Tronçonneuse la plus imposante proposée par Husqvarna, le modèle 3120XP® est conçu pour l’abattage des arbres imposants. Grâce au système Smart Start® et à ses propriétés anti-vibrations, cette tronçonneuse ‘XXL’ possède une cylindrée de près de 120 cm3,
pour une puissance de sortie de 6,2 kW et un régime moteur maxi de 12 000 rpm. Un carter en magnésium robuste soutient ces régimes élevés. A noter, le vilebrequin est trifurqué afin d’offrir une résistance optimale même lorsque le moteur est mis à rude épreuve. Pesant plus de 10 kg, cet outil possède un guide de 105 cm, venant à bout des grosses sections d’un seul coup. Le niveau de pression sonore est évalué à 102 dB, pour des vibrations estimées d’environ
7 m/s² sur la poignée AV/AR. Une tronçonneuse référence !

MS 500i de Stihl : la première tronçonneuse à injection électronique au monde !
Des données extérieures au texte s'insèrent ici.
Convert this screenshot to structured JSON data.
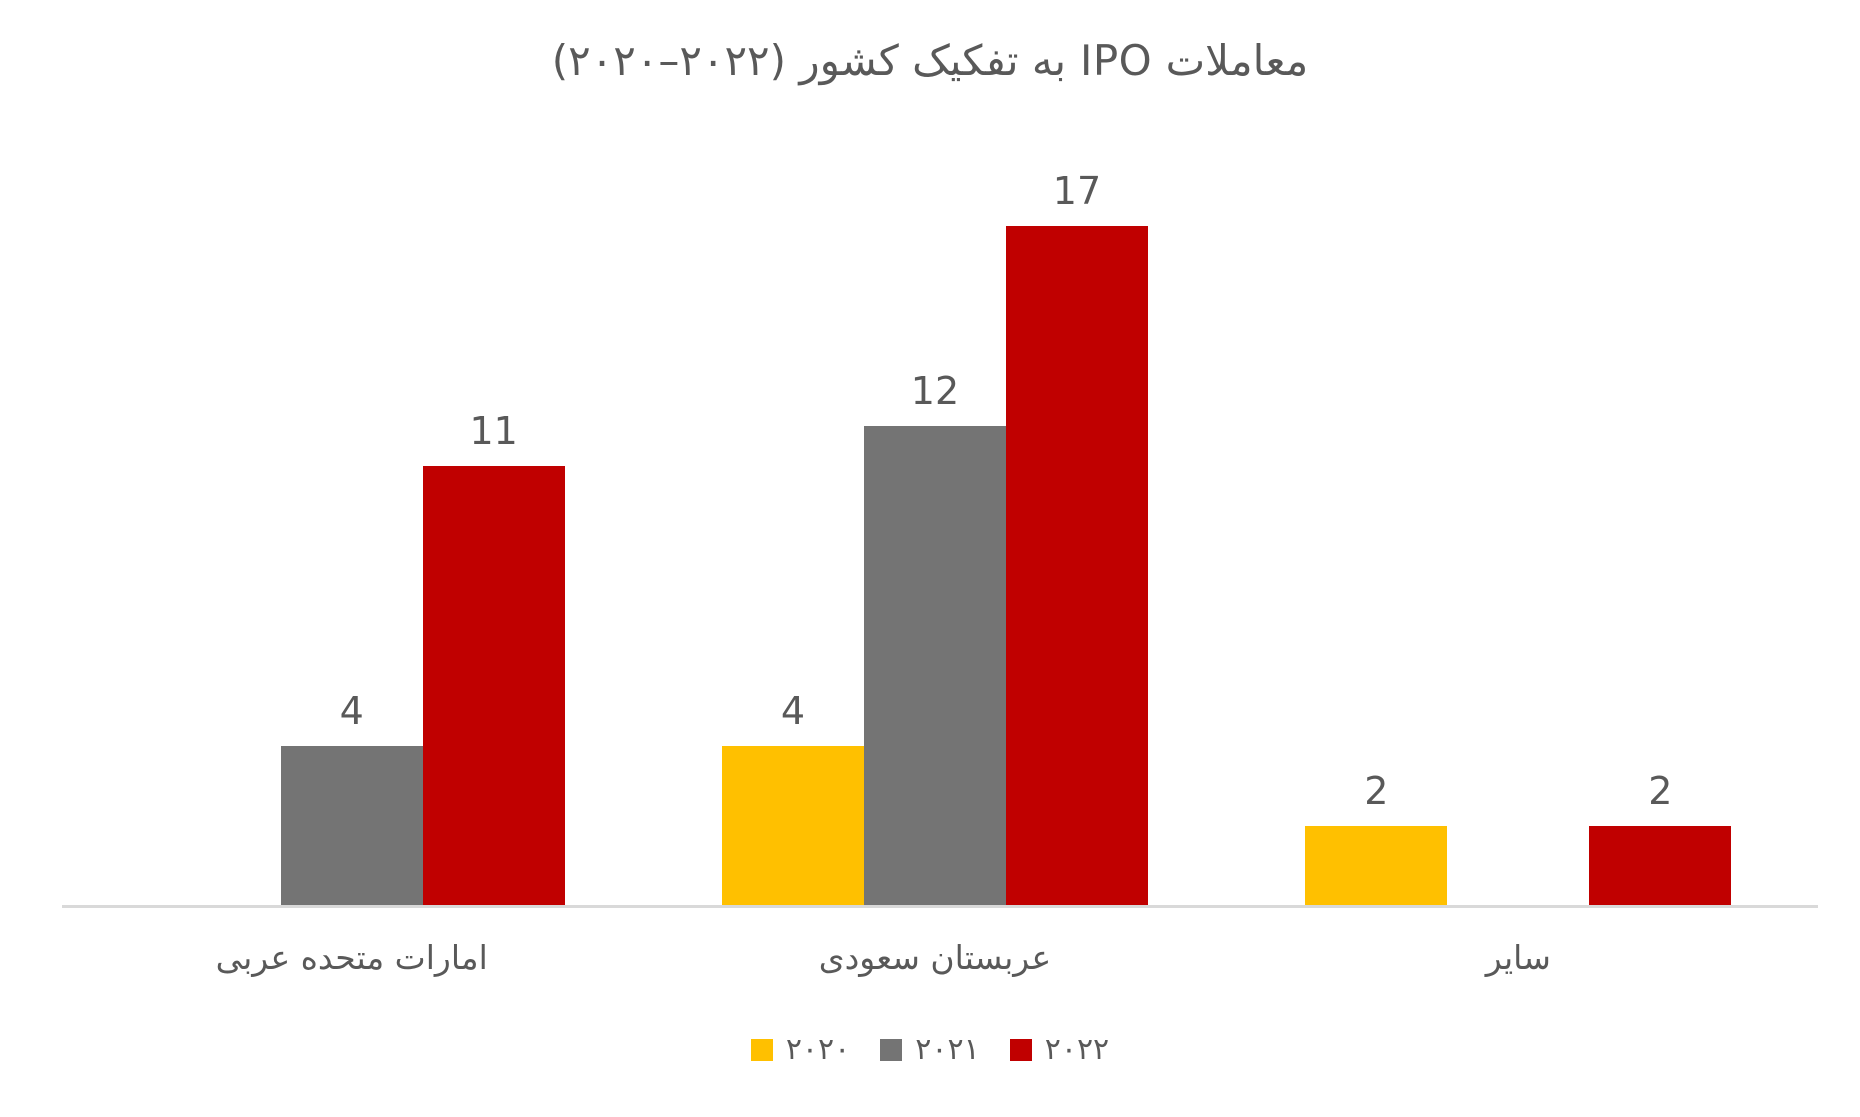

Dernière innovation du constructeur Stihl, la tronçonneuse MS 500i, dotée d’un moteur à injection électronique, qui présente un excellent rapport poids/puissance (6,2 kg pour une cylindrée de 79,2 cm3 et une puissance de 5 kW). Son couple élevé facilite le travail des professionnels lors de l’abattage des arbres de forte section (cf. photo, réalisation du plafond de l’entaille directionnelle). Le dosage du carburant, piloté par des capteurs garantit des performances optimales du moteur, et ce, peu importe la température et la pression de l’air. Véritable innovation, qui n’est pas sans rappeler les performances de la technologie M-Tronic, la MS 500i se distingue par une accélération très rapide. Il faut 0,25 seconde pour passer de 0 à 100 km/h avec une puissance de coupe immédiate. Par ailleurs, elle n’a pas de starter, de carburateur, de bobine d’allumage, possède un guide allégé ES Stihl Light (50, 63 ou 71 cm)… ce qui la rend plus légère. Côté pression sonore, cette tronçonneuse émet moins de 106 dB. Niveau de vibrations affiché : environ 4 m/s². Les réparations sont aussi facilitées grâce à un capot du filtre à air démontable sans outil.